In
this matter, the absence of an explanation for the harsher sentence
above the prescribed mandatory minimum which the trial court imposed,
coupled with the manifest mistreatment of the sentencing principle of
suspension of sentence, has led this court to interfere.
The
case was tried in the Provincial Magistrate's Court for the
province of Mashonaland West sitting at Chinhoyi. The accused was
convicted on his own plea of guilty to stock theft as defined by
section 114 of the Criminal Law [Codification and Reform] Act
[Chapter 9:23] [“the Code”]. He stole an ox valued at $350. Half
the carcass was discovered. But nothing was recovered.
The
conviction was proper and is thus confirmed.
There
were no special circumstances. The accused was 62 years old. He was
employed and earning $400 per annum. He was a first offender and a
widower with three children. Their ages were not given. The accused
offered to compensate the complainant. The reason the accused gave
for slaughtering the ox was rather strange. He said he did not
slaughter it for the meat - but just to look at it!
In
its assessment of sentence, the trial court said stock theft was on
the increase in the district of Chinhoyi; that there was a need to
impose a deterrent sentence; that the crime was premeditated; that
the reason why the accused slaughtered the ox was to destroy the
evidence and that he did not steal out of need or economic hardship.
The
accused was sentenced to 12 years imprisonment of which 2 years
imprisonment was suspended on condition he paid restitution in the
sum of $350.
None
of the factors the trial court took into account in assessing
sentence was borne out by the record.
For
stock theft, the Criminal Law (Codification and Reform) Act (the
Code) prescribes a mandatory prison term of not less than nine (9)

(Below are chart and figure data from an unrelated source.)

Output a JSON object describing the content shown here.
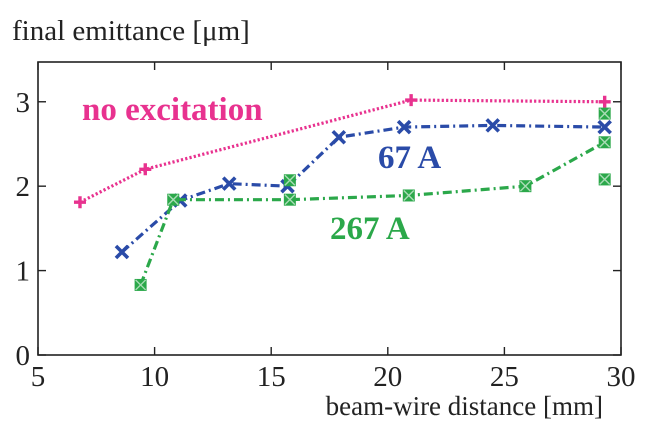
{
  "chart_data": {
    "type": "line",
    "ylabel": "final emittance [μm]",
    "xlabel": "beam-wire distance [mm]",
    "xlim": [
      5,
      30
    ],
    "ylim": [
      0,
      3.4
    ],
    "xticks": [
      "5",
      "10",
      "15",
      "20",
      "25",
      "30"
    ],
    "yticks": [
      "0",
      "1",
      "2",
      "3"
    ],
    "grid": false,
    "series": [
      {
        "name": "no excitation",
        "color": "#e8328f",
        "marker": "plus",
        "line": "dotted",
        "x": [
          6.8,
          9.6,
          21.0,
          29.3
        ],
        "y": [
          1.81,
          2.2,
          3.02,
          3.0
        ]
      },
      {
        "name": "67 A",
        "color": "#2a4ba8",
        "marker": "x",
        "line": "dashdot",
        "x": [
          8.6,
          11.1,
          13.2,
          15.7,
          17.9,
          20.7,
          24.5,
          29.3
        ],
        "y": [
          1.22,
          1.83,
          2.03,
          2.0,
          2.58,
          2.7,
          2.72,
          2.7
        ]
      },
      {
        "name": "267 A",
        "color": "#2ba84a",
        "marker": "square",
        "line": "dashdot",
        "x": [
          9.4,
          10.8,
          15.8,
          20.9,
          25.9,
          29.3
        ],
        "y": [
          0.83,
          1.84,
          1.84,
          1.89,
          2.0,
          2.52
        ],
        "extra_points": [
          {
            "x": 15.8,
            "y": 2.07
          },
          {
            "x": 29.3,
            "y": 2.08
          },
          {
            "x": 29.3,
            "y": 2.86
          }
        ]
      }
    ]
  }
}
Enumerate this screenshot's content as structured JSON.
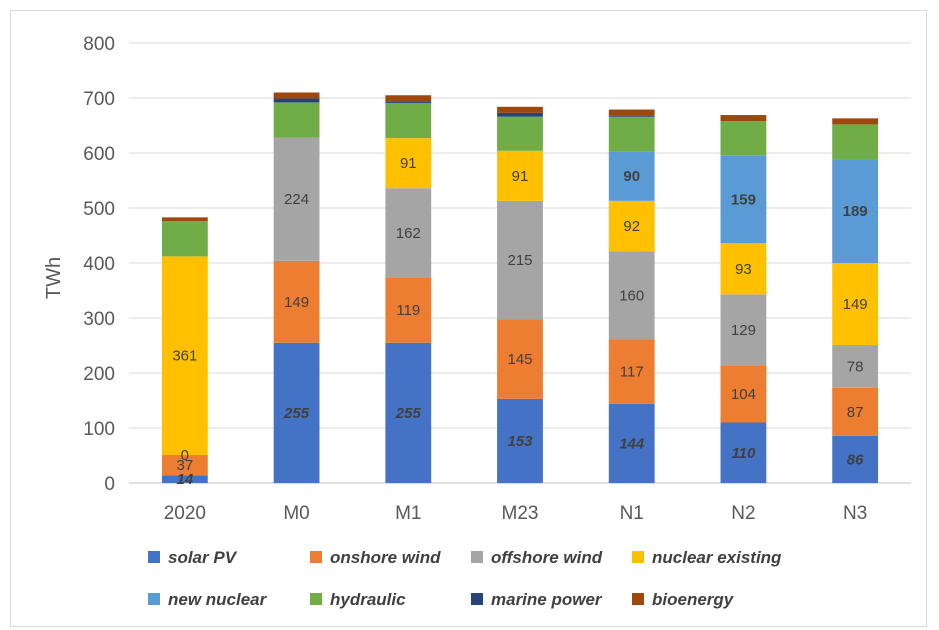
{
  "chart_data": {
    "type": "bar",
    "stacked": true,
    "title": "",
    "xlabel": "",
    "ylabel": "TWh",
    "ylim": [
      0,
      800
    ],
    "yticks": [
      0,
      100,
      200,
      300,
      400,
      500,
      600,
      700,
      800
    ],
    "grid": true,
    "legend_position": "bottom",
    "categories": [
      "2020",
      "M0",
      "M1",
      "M23",
      "N1",
      "N2",
      "N3"
    ],
    "series": [
      {
        "name": "solar PV",
        "color": "#4472C4",
        "values": [
          14,
          255,
          255,
          153,
          144,
          110,
          86
        ],
        "labels": [
          "14",
          "255",
          "255",
          "153",
          "144",
          "110",
          "86"
        ],
        "label_style": "bold-italic",
        "label_color": "#404040"
      },
      {
        "name": "onshore wind",
        "color": "#ED7D31",
        "values": [
          37,
          149,
          119,
          145,
          117,
          104,
          87
        ],
        "labels": [
          "37",
          "149",
          "119",
          "145",
          "117",
          "104",
          "87"
        ],
        "label_style": "normal",
        "label_color": "#404040"
      },
      {
        "name": "offshore wind",
        "color": "#A5A5A5",
        "values": [
          0,
          224,
          162,
          215,
          160,
          129,
          78
        ],
        "labels": [
          "0",
          "224",
          "162",
          "215",
          "160",
          "129",
          "78"
        ],
        "label_style": "normal",
        "label_color": "#404040"
      },
      {
        "name": "nuclear existing",
        "color": "#FFC000",
        "values": [
          361,
          0,
          91,
          91,
          92,
          93,
          149
        ],
        "labels": [
          "361",
          "",
          "91",
          "91",
          "92",
          "93",
          "149"
        ],
        "label_style": "normal",
        "label_color": "#404040"
      },
      {
        "name": "new nuclear",
        "color": "#5B9BD5",
        "values": [
          0,
          0,
          0,
          0,
          90,
          159,
          189
        ],
        "labels": [
          "",
          "",
          "",
          "",
          "90",
          "159",
          "189"
        ],
        "label_style": "bold",
        "label_color": "#404040"
      },
      {
        "name": "hydraulic",
        "color": "#70AD47",
        "values": [
          64,
          64,
          64,
          62,
          63,
          63,
          63
        ],
        "labels": [
          "",
          "",
          "",
          "",
          "",
          "",
          ""
        ]
      },
      {
        "name": "marine power",
        "color": "#264478",
        "values": [
          0,
          7,
          3,
          7,
          2,
          0,
          0
        ],
        "labels": [
          "",
          "",
          "",
          "",
          "",
          "",
          ""
        ]
      },
      {
        "name": "bioenergy",
        "color": "#9E480E",
        "values": [
          7,
          11,
          11,
          11,
          11,
          11,
          11
        ],
        "labels": [
          "",
          "",
          "",
          "",
          "",
          "",
          ""
        ]
      }
    ]
  }
}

years. Where the essential elements of the crime have been proved and
there are no special circumstances, the courts have no choice but to
impose the prescribed minimum. Undoubtedly, the court may go above
the prescribed minimum. But, by all accounts, nine (9) years is
already a very long stretch. The court's discretion to impose a
sentence other than the prescribed minimum has to be exercised
judiciously, not whimsically. The sentence should not be a
thumb-suck.
In
casu, even accepting that there was evidence of the factors the
magistrate took into account in assessing sentence, they still did
not explain the reason for the departure from 9 years. The factors
merely explained aggravating circumstances. So, without an
explanation why it went above 9 years, which it could do, I am not
satisfied that the exercise of discretion by the trial court was
proper.
The
trial court suspended 2 years imprisonment on condition the accused
paid restitution.
As
a sentencing principle, a court can suspend the operation of a
sentence, or a portion of it, on conditions that it must specify: see
section 358 of the Criminal Procedure and Evidence Act [Chapter
9:07]. But, where there is a prescribed minimum sentence for any
given offence, the remaining effective sentence should not be less
than the prescribed minimum.
In
terms of section 114[4] of the Criminal Law (Codification and Reform)
Act [Chapter 9:23] (the Code), where a person has been convicted of
stock theft, and there are no special circumstances, the court is
prohibited from suspending the sentence, whether as a whole or in
part, where it has imposed the minimum sentence of 9 years.
Where
there is a prescribed minimum sentence for an offence, it is improper
for the court to impose a harsher penalty above the prescribed
minimum in circumstances where such a sentence is not warranted,
simply to create some room to suspend a portion, for whatever
purpose; for example, restitution.
If,
in its discretion, the appropriate sentence is the prescribed
minimum, the court should stick to it.
That
it cannot suspend the operation of a portion on condition of
restitution does not necessarily leave the complainant without a
remedy. Through the prosecutor, the injured person can always apply
for restitution or compensation in terms of Part XIX of the Criminal
Procedure and Evidence Act. Unlike the award of restitution or
compensation under section 358[2] of the Criminal Procedure and
Evidence Act, the award of compensation or restitution under Part XIX
is not part of the sentencing formula: see S v Mutetwa HH374-15.
In
casu, and as said already, there was no justification for the trial
court to impose a sentence above the prescribed minimum. In the
circumstances, the sentence was not in accordance with real and
substantial justice. It is hereby set aside and substituted with the
following:
“The
accused is sentenced to 9 years imprisonment.”